Pour l’heure la presse britannique fait bloc pour défendre la famille royale (peut-être des milliers de ses sujets se dénuderont-ils en solidarité comme ils le firent pour le prince Harry ?). Et certains journalistes comme Steven Baxter du New Statement de mettre en garde les lecteurs sur le thème : « Après les têtes couronnées, ce sont les gens ordinaires qu’on dévêtira en masse ! »

Le signe d’égalité placé entre la duchesse et monsieur-(ou a fortiori madame)-tout-le-monde fonctionne-t-il vraiment ?

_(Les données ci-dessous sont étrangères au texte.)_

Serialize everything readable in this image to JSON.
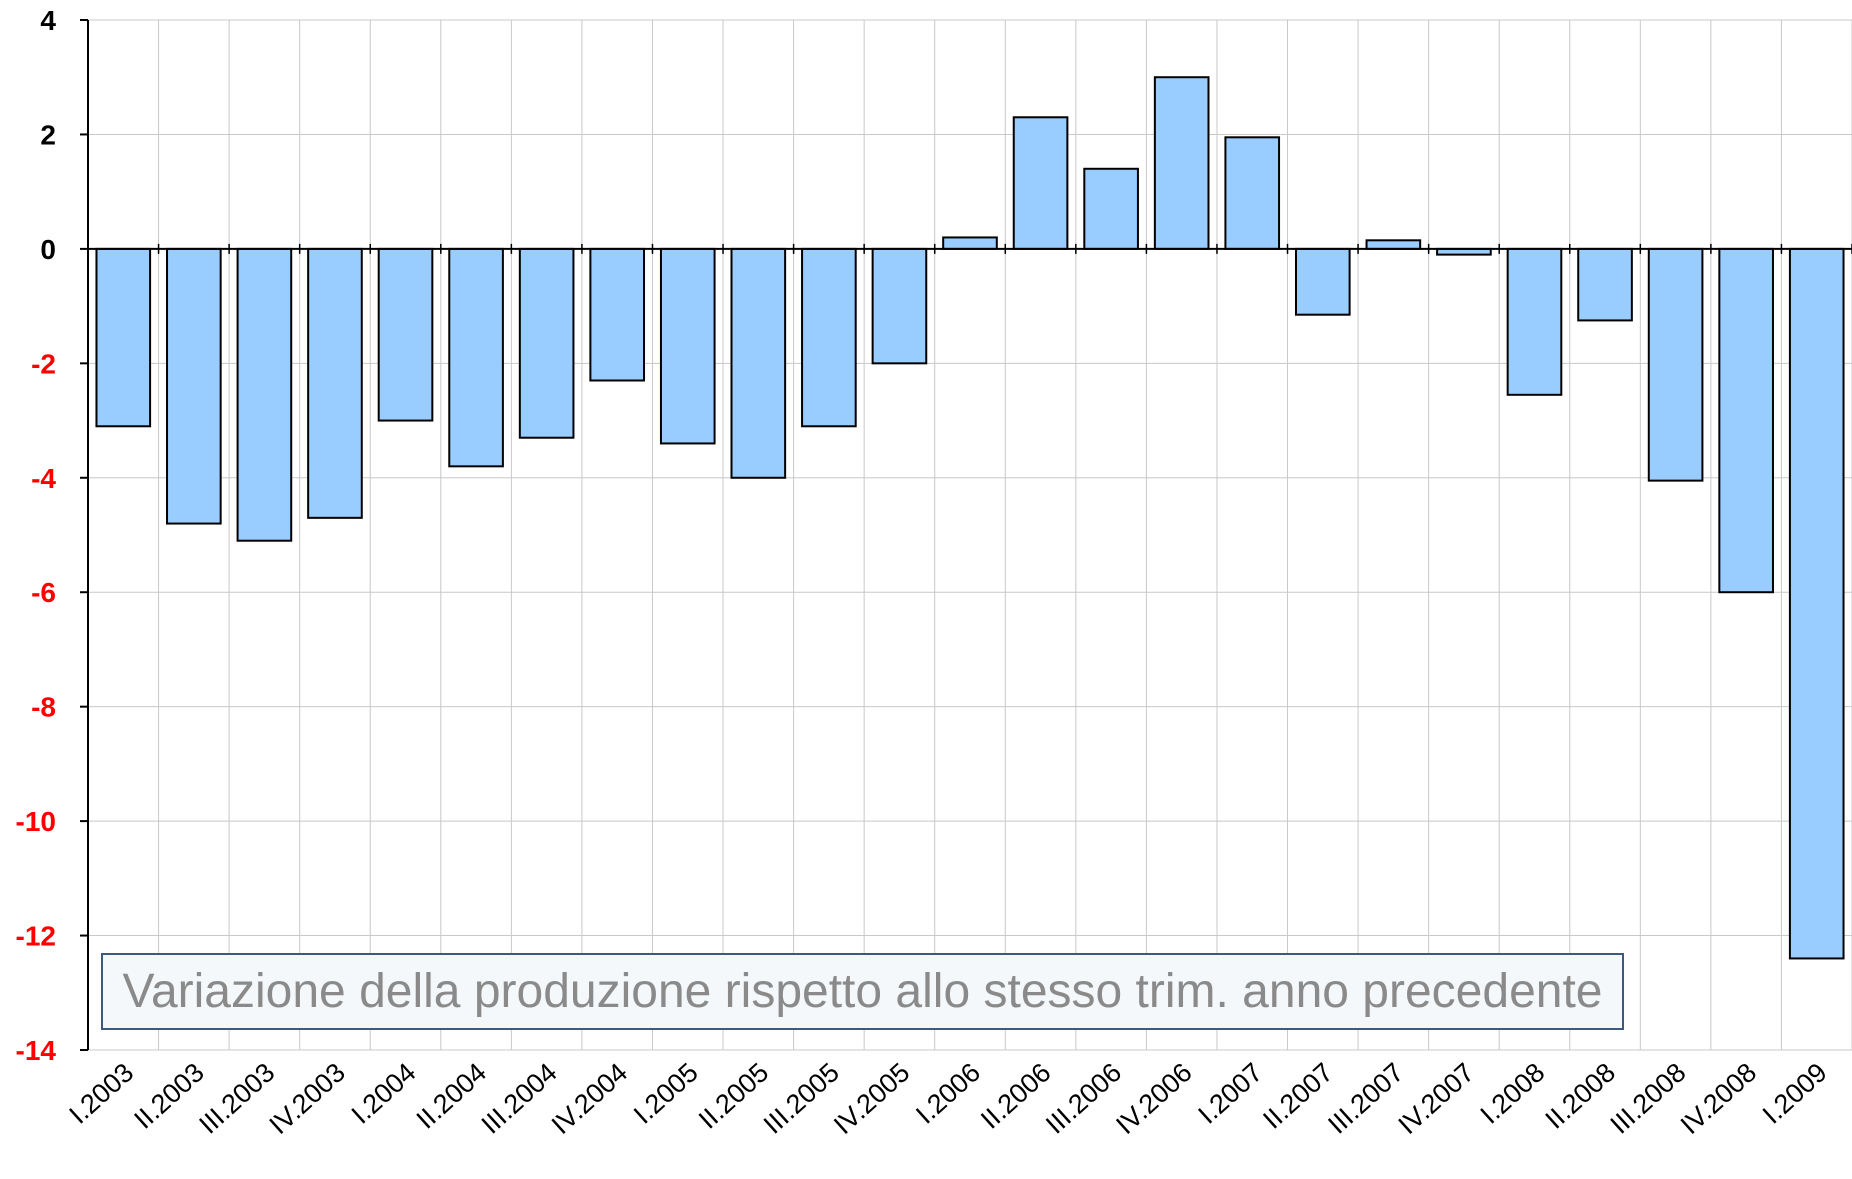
{
  "chart_data": {
    "type": "bar",
    "categories": [
      "I.2003",
      "II.2003",
      "III.2003",
      "IV.2003",
      "I.2004",
      "II.2004",
      "III.2004",
      "IV.2004",
      "I.2005",
      "II.2005",
      "III.2005",
      "IV.2005",
      "I.2006",
      "II.2006",
      "III.2006",
      "IV.2006",
      "I.2007",
      "II.2007",
      "III.2007",
      "IV.2007",
      "I.2008",
      "II.2008",
      "III.2008",
      "IV.2008",
      "I.2009"
    ],
    "values": [
      -3.1,
      -4.8,
      -5.1,
      -4.7,
      -3.0,
      -3.8,
      -3.3,
      -2.3,
      -3.4,
      -4.0,
      -3.1,
      -2.0,
      0.2,
      2.3,
      1.4,
      3.0,
      1.95,
      -1.15,
      0.15,
      -0.1,
      -2.55,
      -1.25,
      -4.05,
      -6.0,
      -12.4
    ],
    "ylim": [
      -14,
      4
    ],
    "yticks": [
      4,
      2,
      0,
      -2,
      -4,
      -6,
      -8,
      -10,
      -12,
      -14
    ],
    "grid": true,
    "annotation": "Variazione della produzione rispetto allo stesso trim. anno precedente",
    "colors": {
      "bar": "#99ccff",
      "bar_border": "#000000",
      "positive_tick": "#000000",
      "negative_tick": "#ff0000",
      "grid": "#c8c8c8"
    }
  }
}
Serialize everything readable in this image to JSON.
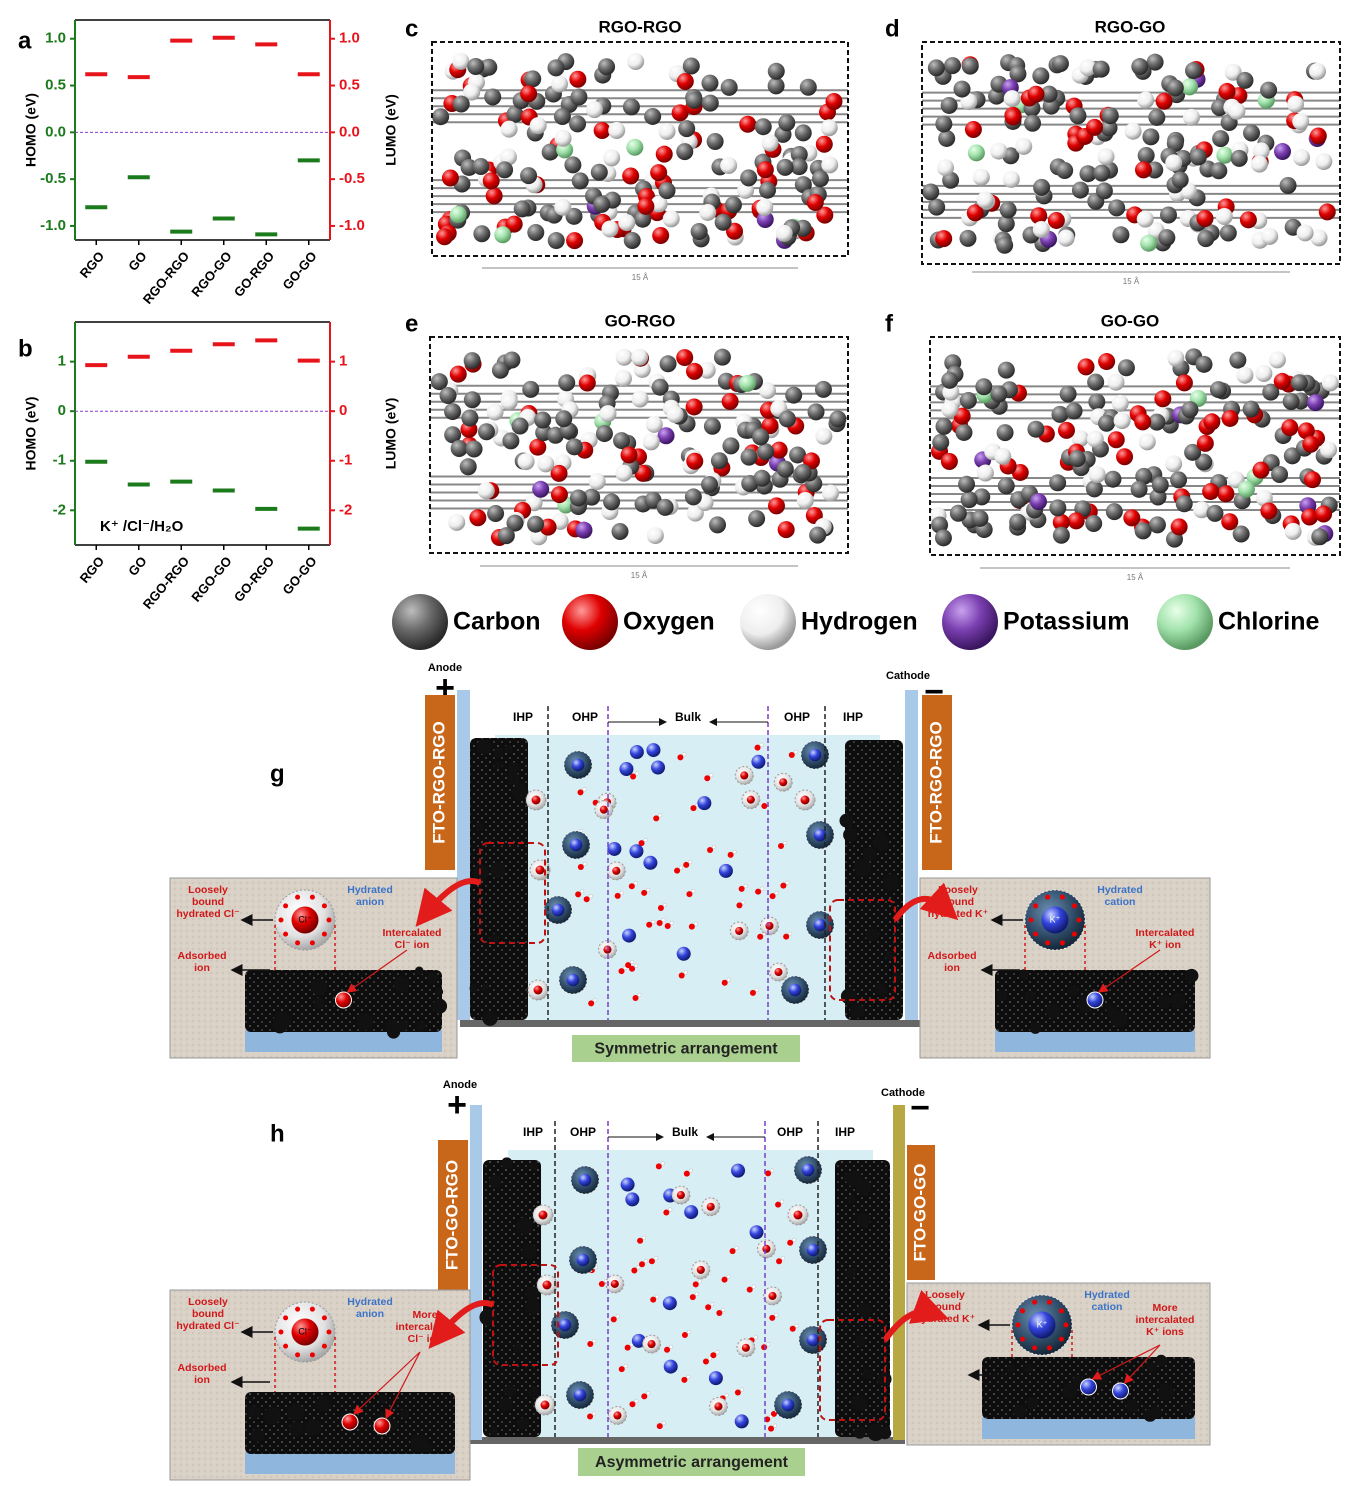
{
  "chart_data": [
    {
      "type": "scatter",
      "panel_label": "a",
      "categories": [
        "RGO",
        "GO",
        "RGO-RGO",
        "RGO-GO",
        "GO-RGO",
        "GO-GO"
      ],
      "ylabel": "HOMO (eV)",
      "y2label": "LUMO (eV)",
      "ylim": [
        -1.15,
        1.2
      ],
      "y2lim": [
        -1.15,
        1.2
      ],
      "yticks": [
        {
          "value": -1,
          "label": "-1.0"
        },
        {
          "value": -0.5,
          "label": "-0.5"
        },
        {
          "value": 0,
          "label": "0.0"
        },
        {
          "value": 0.5,
          "label": "0.5"
        },
        {
          "value": 1,
          "label": "1.0"
        }
      ],
      "y2ticks": [
        {
          "value": -1,
          "label": "-1.0"
        },
        {
          "value": -0.5,
          "label": "-0.5"
        },
        {
          "value": 0,
          "label": "0.0"
        },
        {
          "value": 0.5,
          "label": "0.5"
        },
        {
          "value": 1,
          "label": "1.0"
        }
      ],
      "hline": 0,
      "series": [
        {
          "color": "#1b7a1b",
          "values": [
            -0.8,
            -0.48,
            -1.06,
            -0.92,
            -1.09,
            -0.3
          ]
        },
        {
          "color": "#e8141c",
          "axis": "y2",
          "values": [
            0.62,
            0.59,
            0.98,
            1.01,
            0.94,
            0.62
          ]
        }
      ]
    },
    {
      "type": "scatter",
      "panel_label": "b",
      "categories": [
        "RGO",
        "GO",
        "RGO-RGO",
        "RGO-GO",
        "GO-RGO",
        "GO-GO"
      ],
      "ylabel": "HOMO (eV)",
      "y2label": "LUMO (eV)",
      "annotation": "K⁺ /Cl⁻/H₂O",
      "ylim": [
        -2.7,
        1.8
      ],
      "y2lim": [
        -2.7,
        1.8
      ],
      "yticks": [
        -2,
        -1,
        0,
        1
      ],
      "y2ticks": [
        -2,
        -1,
        0,
        1
      ],
      "hline": 0,
      "series": [
        {
          "color": "#1b7a1b",
          "values": [
            -1.02,
            -1.48,
            -1.42,
            -1.6,
            -1.97,
            -2.37
          ]
        },
        {
          "color": "#e8141c",
          "axis": "y2",
          "values": [
            0.93,
            1.1,
            1.22,
            1.35,
            1.43,
            1.02
          ]
        }
      ]
    }
  ],
  "panels": [
    {
      "label": "c",
      "title": "RGO-RGO",
      "scale": "15 Å"
    },
    {
      "label": "d",
      "title": "RGO-GO",
      "scale": "15 Å"
    },
    {
      "label": "e",
      "title": "GO-RGO",
      "scale": "15 Å"
    },
    {
      "label": "f",
      "title": "GO-GO",
      "scale": "15 Å"
    }
  ],
  "legend": [
    "Carbon",
    "Oxygen",
    "Hydrogen",
    "Potassium",
    "Chlorine"
  ],
  "schematics": [
    {
      "label": "g",
      "anode": "Anode",
      "cathode": "Cathode",
      "plus": "+",
      "minus": "−",
      "regions": [
        "IHP",
        "OHP",
        "Bulk",
        "OHP",
        "IHP"
      ],
      "left_electrode": "FTO-RGO-RGO",
      "right_electrode": "FTO-RGO-RGO",
      "caption": "Symmetric arrangement",
      "left_inset": {
        "loosely": [
          "Loosely",
          "bound",
          "hydrated Cl⁻"
        ],
        "hydrated": [
          "Hydrated",
          "anion"
        ],
        "adsorbed": [
          "Adsorbed",
          "ion"
        ],
        "intercalated": [
          "Intercalated",
          "Cl⁻ ion"
        ],
        "ion": "Cl⁻"
      },
      "right_inset": {
        "loosely": [
          "Loosely",
          "bound",
          "hydrated K⁺"
        ],
        "hydrated": [
          "Hydrated",
          "cation"
        ],
        "adsorbed": [
          "Adsorbed",
          "ion"
        ],
        "intercalated": [
          "Intercalated",
          "K⁺ ion"
        ],
        "ion": "K⁺"
      }
    },
    {
      "label": "h",
      "anode": "Anode",
      "cathode": "Cathode",
      "plus": "+",
      "minus": "−",
      "regions": [
        "IHP",
        "OHP",
        "Bulk",
        "OHP",
        "IHP"
      ],
      "left_electrode": "FTO-GO-RGO",
      "right_electrode": "FTO-GO-GO",
      "caption": "Asymmetric arrangement",
      "left_inset": {
        "loosely": [
          "Loosely",
          "bound",
          "hydrated Cl⁻"
        ],
        "hydrated": [
          "Hydrated",
          "anion"
        ],
        "adsorbed": [
          "Adsorbed",
          "ion"
        ],
        "intercalated": [
          "More",
          "intercalated",
          "Cl⁻ ion"
        ],
        "ion": "Cl⁻"
      },
      "right_inset": {
        "loosely": [
          "Loosely",
          "bound",
          "hydrated K⁺"
        ],
        "hydrated": [
          "Hydrated",
          "cation"
        ],
        "intercalated": [
          "More",
          "intercalated",
          "K⁺ ions"
        ],
        "ion": "K⁺"
      }
    }
  ]
}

Dénuder contre son gré quelqu’un dans une société de gens vêtus (tout comme d’ailleurs regarder avec trop d’insistance certains aspects du corps chez ceux qui vivent sans vêtements) est une terrible agression : c’est le priver de sa liberté, de son identité même comme sujet de volonté. Tel fut souvent le lot, au fil des millénaires, des esclaves vendus au marché, des prisonniers de guerre exhibés après la bataille. Vae victis ! Que le vaincu se dénude ! Mais dans un monde hiérarchisé, dévêtir une manante et dévêtir une princesse n’a jamais eu tout à fait la même signification. Seul un polémiste chrétien chevronné pouvait se préoccuper jadis du sort des filles de tréteaux qui barbotaient nues dans les théâtres aquatiques de l’Antioche païenne, mais le monde anglo-saxon tout entier a vibré pendant mille ans au souvenir du sacrifice de Lady Godiva, épouse du seigneur de Coventry, qui consentit à sortir nue dans sa ville, pour convaincre son mari de diminuer les impôts. C’est qu’avec les étoffes, et les parures, c’est tout un univers social qu’on abandonne, ou qu’on entraîne avec soi dans sa chute : un ordre de valeurs, une famille, un pouvoir de fascination par où une supériorité s’imposait comme allant de soi.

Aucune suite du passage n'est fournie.